Jon Kofas writes: There are multiple dangers of the Pentagon running U.S. foreign policy as Martin Storey points out by using the example of U.S. military assistance to Indonesia's armed forces, but the reality is that vice president Cheney wants it that way, and so it is. One danger of a Pentagon-run U.S. foreign policy is that the U.S. has recently isolated Putin's Russia which wants continued nuclear cooperation with Iran, which is not going to roll over and play dead when it comes to U.S. threats against Syria or North Korea, and which the U.S. needs to combat "international terrorism". As Bush begins his European tour to mend fences with France and Germany, the question for the EU is whether they want to provide legitimacy for U.S. foreign policy based on militarism, rather than diplomacy.
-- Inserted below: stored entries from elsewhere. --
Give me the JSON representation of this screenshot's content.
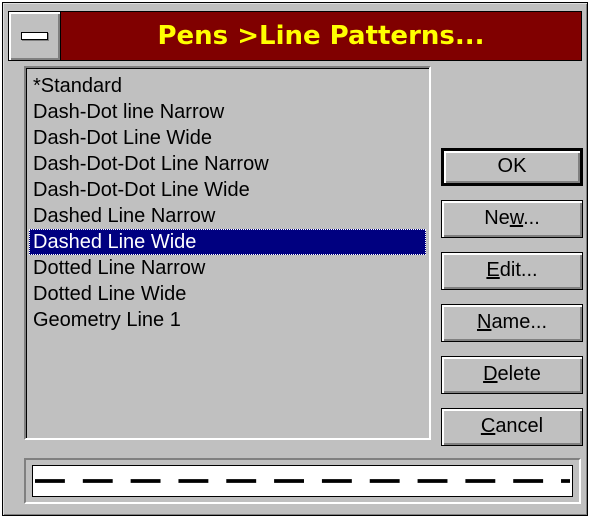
{
  "window": {
    "title": "Pens >Line Patterns...",
    "system_menu_icon": "system-menu-icon"
  },
  "list": {
    "items": [
      "*Standard",
      "Dash-Dot line Narrow",
      "Dash-Dot Line Wide",
      "Dash-Dot-Dot Line Narrow",
      "Dash-Dot-Dot Line Wide",
      "Dashed Line Narrow",
      "Dashed Line Wide",
      "Dotted Line Narrow",
      "Dotted Line Wide",
      "Geometry Line 1"
    ],
    "selected_index": 6
  },
  "buttons": {
    "ok": {
      "pre": "",
      "accel": "",
      "post": "OK"
    },
    "new": {
      "pre": "Ne",
      "accel": "w",
      "post": "..."
    },
    "edit": {
      "pre": "",
      "accel": "E",
      "post": "dit..."
    },
    "name": {
      "pre": "",
      "accel": "N",
      "post": "ame..."
    },
    "delete": {
      "pre": "",
      "accel": "D",
      "post": "elete"
    },
    "cancel": {
      "pre": "",
      "accel": "C",
      "post": "ancel"
    }
  },
  "preview": {
    "pattern": "dashed-wide",
    "line_color": "#000000"
  },
  "colors": {
    "title_bg": "#800000",
    "title_text": "#ffff00",
    "face": "#c0c0c0",
    "selection": "#000080"
  }
}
Many analysts continue to point out that EU and U.S. foreign policy goals are similar, but they disagree on tactics. President Bush, however, will encounter EU opposition on U.S. goals. While the goal of the U.S. is to strengthen Israel and continue to divide and weaken Muslim nations that assert their sovereignty, that is not an EU goal. While the goal of the U.S. is to pursue containment and bolster authoritarian regimes disguised as "democracies" throughout the Third World simply because they have "elections", the EU prefers economic integration and systems of government that genuinely represent as much of the population as possible and that have policies in place to protect and promote popular interests. While the U.S. does not wish to move forward with international treaty obligations affecting the environment, the EU does. President Bush will come out with nice photo-ops, but on substance he will not return with very much at all. RH: We shall see. "Elections" are better than no elections. Tim Brown angrily answers Jon Kofas: Professor Kofas owes his views more to his imagination or virulent anti-Bush and anti-American commentators that to the facts. The Pentagon has not, does not and will not ever have a foreign policy different from that of the State Department. In fact, the State Department doesn't have its own foreign policy either. Both simply implement the foreign policies of the President. Neither does Mr. Kofas come even close to understanding the realities of US foreign policy, much as he would like to believe he does.
On legitimacy, the US does not require Europe to give it legitimacy not does Europe require the US to have legitimacy on its own;
On Israel, we are friends but also the leading force pushing Palestine towards separate nationhood;
Our policy is not to divide or weaken Muslim countries, but to strengthen the representative nature of their governments;
Our policy is not to bolster authoritarians but to urge them to become democracies;
On economic integration, Europe is not only not breaking new ground but is simply following the successful US model, albeit with a two century delay;
On legitimate elections, if one sector of an electorate voluntarily decides not to vote that does not destroy an election's legitimacy. If it did, the Basques could destroy the legitimacy of Spain at will;
the DOM/TOMS could do the same to France; the Walloons to Belgium; the Quebequois to Canada; the Maoris to New Zealand; the Muslims to India,; women to most of the world's democracies.
Nor is absolutely balanced representation for each and every minority required for a government to be legitimate. Women are not proportionally represented in the UK, Switzerland or Austria nor are dozens of minority groups throughout the democratic world. but that does not make these governments illegitimate. Need I go on? When a group is denied the right to vote that is one thing. But it is entirely different when a group has that right and chooses voluntarily not to exercise it. Unless, of course, you are just looking for excuses to condemn the US and/or Bush.
RH: The consensus of most informed people is that US foreign policy largely emanates from the Pentagon.